Vishal Misra: Transformers learn correlations, not causations, the significance of in-context learning, and the role of Bayesian updating in AI

Understanding transformers’ limitations reveals the crucial shift needed from correlation to causation for true AI advancement.

Key Takeaways

Transformers primarily learn correlations, not causations, limiting their ability to achieve true intelligence.
Achieving AGI requires models that can transition from learning correlations to understanding causations.
Large language models generate text by predicting the next token based on probability distributions.
The context provided in prompts significantly influences the output of language models.
Language models operate on sparse matrices where many token combinations are nonsensical.
In-context learning allows LLMs to solve problems in real-time using examples.
Domain-specific languages (DSLs) can simplify complex database queries into natural language.
In-context learning in LLMs is similar to Bayesian updating, adjusting probabilities with new evidence.
The debate between Bayesian and frequentist approaches affects the perception of new machine learning models.
The Bayesian wind tunnel concept offers a controlled environment for testing machine learning architectures.
Understanding the mechanics of LLMs is crucial for leveraging their applications effectively.
The transition from correlation to causation is a significant hurdle in AI development.
Contextual relevance in LLMs highlights the importance of prompt selection.
Sparse matrices in language models enhance efficiency by filtering out irrelevant token combinations.
The Bayesian wind tunnel provides a novel framework for evaluating machine learning models.

Guest intro

Vishal Misra is Professor of Computer Science and Electrical Engineering and Vice Dean of Computing and AI at Columbia University’s School of Engineering. He returns to the a16z Podcast to discuss his latest research revealing how transformers in LLMs update predictions in a precise, mathematically predictable manner as they process new information. His work highlights the gap to AGI, emphasizing the need for continuous post-training learning and causal understanding over pattern matching.

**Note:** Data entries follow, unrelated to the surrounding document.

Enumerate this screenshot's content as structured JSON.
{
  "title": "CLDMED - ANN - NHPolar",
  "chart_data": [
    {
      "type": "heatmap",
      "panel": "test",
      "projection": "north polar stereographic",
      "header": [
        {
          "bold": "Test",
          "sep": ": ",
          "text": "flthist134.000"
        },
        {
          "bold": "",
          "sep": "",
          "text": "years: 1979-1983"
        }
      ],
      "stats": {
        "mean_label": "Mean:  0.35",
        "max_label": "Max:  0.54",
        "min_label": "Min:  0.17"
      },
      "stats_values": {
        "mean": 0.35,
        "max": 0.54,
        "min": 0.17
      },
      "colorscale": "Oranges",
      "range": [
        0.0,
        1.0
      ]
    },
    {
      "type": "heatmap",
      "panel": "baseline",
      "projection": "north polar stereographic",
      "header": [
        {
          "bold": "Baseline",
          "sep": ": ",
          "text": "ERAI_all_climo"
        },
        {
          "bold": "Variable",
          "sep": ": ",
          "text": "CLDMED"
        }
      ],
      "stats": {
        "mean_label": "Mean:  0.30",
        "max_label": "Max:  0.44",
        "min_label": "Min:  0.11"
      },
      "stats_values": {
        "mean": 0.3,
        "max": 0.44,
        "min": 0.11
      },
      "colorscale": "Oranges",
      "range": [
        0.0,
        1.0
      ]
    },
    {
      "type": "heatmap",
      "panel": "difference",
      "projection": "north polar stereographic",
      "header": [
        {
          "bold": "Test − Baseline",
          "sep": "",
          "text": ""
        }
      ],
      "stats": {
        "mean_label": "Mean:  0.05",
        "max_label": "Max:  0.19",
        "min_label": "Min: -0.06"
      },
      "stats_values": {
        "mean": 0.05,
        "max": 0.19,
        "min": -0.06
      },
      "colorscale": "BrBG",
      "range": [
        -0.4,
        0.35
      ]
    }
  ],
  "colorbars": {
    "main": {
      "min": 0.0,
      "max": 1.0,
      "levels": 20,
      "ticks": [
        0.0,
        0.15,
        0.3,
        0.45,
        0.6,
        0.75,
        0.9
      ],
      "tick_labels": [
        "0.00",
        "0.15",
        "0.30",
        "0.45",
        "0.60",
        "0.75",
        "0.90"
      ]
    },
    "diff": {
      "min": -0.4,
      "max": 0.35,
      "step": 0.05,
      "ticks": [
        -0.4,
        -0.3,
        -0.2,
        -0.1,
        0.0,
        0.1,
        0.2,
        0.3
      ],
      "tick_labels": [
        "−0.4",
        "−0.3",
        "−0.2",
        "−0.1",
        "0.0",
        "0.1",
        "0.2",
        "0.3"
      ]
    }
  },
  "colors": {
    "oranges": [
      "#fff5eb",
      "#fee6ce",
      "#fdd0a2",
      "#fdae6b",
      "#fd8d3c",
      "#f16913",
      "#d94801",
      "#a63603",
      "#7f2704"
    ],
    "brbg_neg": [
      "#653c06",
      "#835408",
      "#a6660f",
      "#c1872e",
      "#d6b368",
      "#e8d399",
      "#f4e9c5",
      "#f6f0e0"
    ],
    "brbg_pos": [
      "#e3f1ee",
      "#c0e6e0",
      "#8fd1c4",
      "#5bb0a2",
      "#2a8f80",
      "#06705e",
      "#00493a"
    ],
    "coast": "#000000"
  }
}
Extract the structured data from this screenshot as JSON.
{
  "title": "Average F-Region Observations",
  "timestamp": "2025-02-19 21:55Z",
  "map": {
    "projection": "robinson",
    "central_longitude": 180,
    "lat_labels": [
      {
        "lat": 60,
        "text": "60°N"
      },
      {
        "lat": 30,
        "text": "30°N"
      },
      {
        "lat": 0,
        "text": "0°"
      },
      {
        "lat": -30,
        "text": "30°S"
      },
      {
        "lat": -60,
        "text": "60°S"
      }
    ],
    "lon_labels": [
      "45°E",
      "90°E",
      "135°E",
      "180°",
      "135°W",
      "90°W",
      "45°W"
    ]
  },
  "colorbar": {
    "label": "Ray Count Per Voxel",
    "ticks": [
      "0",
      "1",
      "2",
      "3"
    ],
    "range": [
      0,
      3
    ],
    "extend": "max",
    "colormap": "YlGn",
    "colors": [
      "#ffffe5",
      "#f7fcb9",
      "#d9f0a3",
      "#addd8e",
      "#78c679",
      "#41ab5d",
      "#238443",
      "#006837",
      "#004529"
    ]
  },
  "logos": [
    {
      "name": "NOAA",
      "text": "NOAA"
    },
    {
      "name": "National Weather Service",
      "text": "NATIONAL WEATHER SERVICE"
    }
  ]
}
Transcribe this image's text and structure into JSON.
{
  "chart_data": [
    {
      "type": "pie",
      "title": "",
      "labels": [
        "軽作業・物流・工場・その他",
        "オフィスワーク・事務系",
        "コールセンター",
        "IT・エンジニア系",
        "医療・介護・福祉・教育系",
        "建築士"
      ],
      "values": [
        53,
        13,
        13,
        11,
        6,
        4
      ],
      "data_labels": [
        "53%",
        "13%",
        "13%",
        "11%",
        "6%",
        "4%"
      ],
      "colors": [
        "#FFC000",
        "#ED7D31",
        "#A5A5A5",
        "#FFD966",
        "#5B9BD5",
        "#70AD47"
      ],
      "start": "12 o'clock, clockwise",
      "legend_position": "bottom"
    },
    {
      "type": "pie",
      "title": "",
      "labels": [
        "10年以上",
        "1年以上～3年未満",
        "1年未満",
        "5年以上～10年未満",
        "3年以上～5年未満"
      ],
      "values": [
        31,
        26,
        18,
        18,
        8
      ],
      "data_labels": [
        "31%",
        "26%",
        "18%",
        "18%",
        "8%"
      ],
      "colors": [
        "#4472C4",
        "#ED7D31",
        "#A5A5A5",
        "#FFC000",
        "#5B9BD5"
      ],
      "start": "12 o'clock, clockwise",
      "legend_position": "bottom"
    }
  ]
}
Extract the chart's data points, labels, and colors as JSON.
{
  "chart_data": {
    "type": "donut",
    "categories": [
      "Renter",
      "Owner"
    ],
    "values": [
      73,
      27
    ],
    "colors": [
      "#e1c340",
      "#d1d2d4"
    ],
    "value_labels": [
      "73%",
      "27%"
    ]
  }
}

Understanding transformers and LLMs

— Vishal Misra
LLMs primarily learn correlations rather than causations, which limits their intelligence.
— Vishal Misra
Achieving AGI requires models that can learn causations, not just correlations.
— Vishal Misra
LLMs generate text by constructing a probability distribution for the next token.
— Vishal Misra
Understanding the mechanics of LLMs is crucial for leveraging their applications effectively.

The role of context in language models

The behavior of language models is influenced by the prior context provided in prompts.
— Vishal Misra
Contextual relevance in LLMs highlights the importance of prompt selection.
Language models operate on a sparse matrix where many combinations of tokens are nonsensical.
— Vishal Misra
Sparse matrices enhance efficiency by filtering out irrelevant token combinations.
The context provided can drastically change the output of language models.
Understanding how language models generate text based on input prompts is essential.

In-context learning and real-time problem solving

In-context learning allows LLMs to learn and solve problems in real-time.
— Vishal Misra
LLMs process and learn from new information through examples.
In-context learning resembles Bayesian updating, adjusting probabilities with new evidence.
— Vishal Misra
This mechanism is crucial for understanding the capabilities of LLMs.
Real-time problem solving in LLMs is enabled by in-context learning.
The ability to learn from examples showcases the adaptability of LLMs.

Domain-specific languages and data accessibility

Domain-specific languages (DSLs) convert natural language queries into a processable format.
— Vishal Misra
DSLs simplify complex database queries into natural language.
The creation of DSLs showcases innovation in using AI for specific applications.
Understanding the challenges of querying complex databases is essential.
DSLs enhance user interactions with data by simplifying query processes.
The development of DSLs highlights the role of AI in data accessibility.
This approach provides a technical solution to common problems in data accessibility.

Bayesian updating and statistical approaches in AI

In-context learning in language models resembles Bayesian updating.
— Vishal Misra
Understanding Bayesian inference is crucial for grasping how LLMs process information.
The distinction between Bayesian and frequentist approaches affects AI model perceptions.
— Vishal Misra
The debate between these approaches impacts the reception of new research.
Bayesian updating provides a clear mechanism for in-context learning in LLMs.
This statistical concept links well-established methodologies with modern AI processes.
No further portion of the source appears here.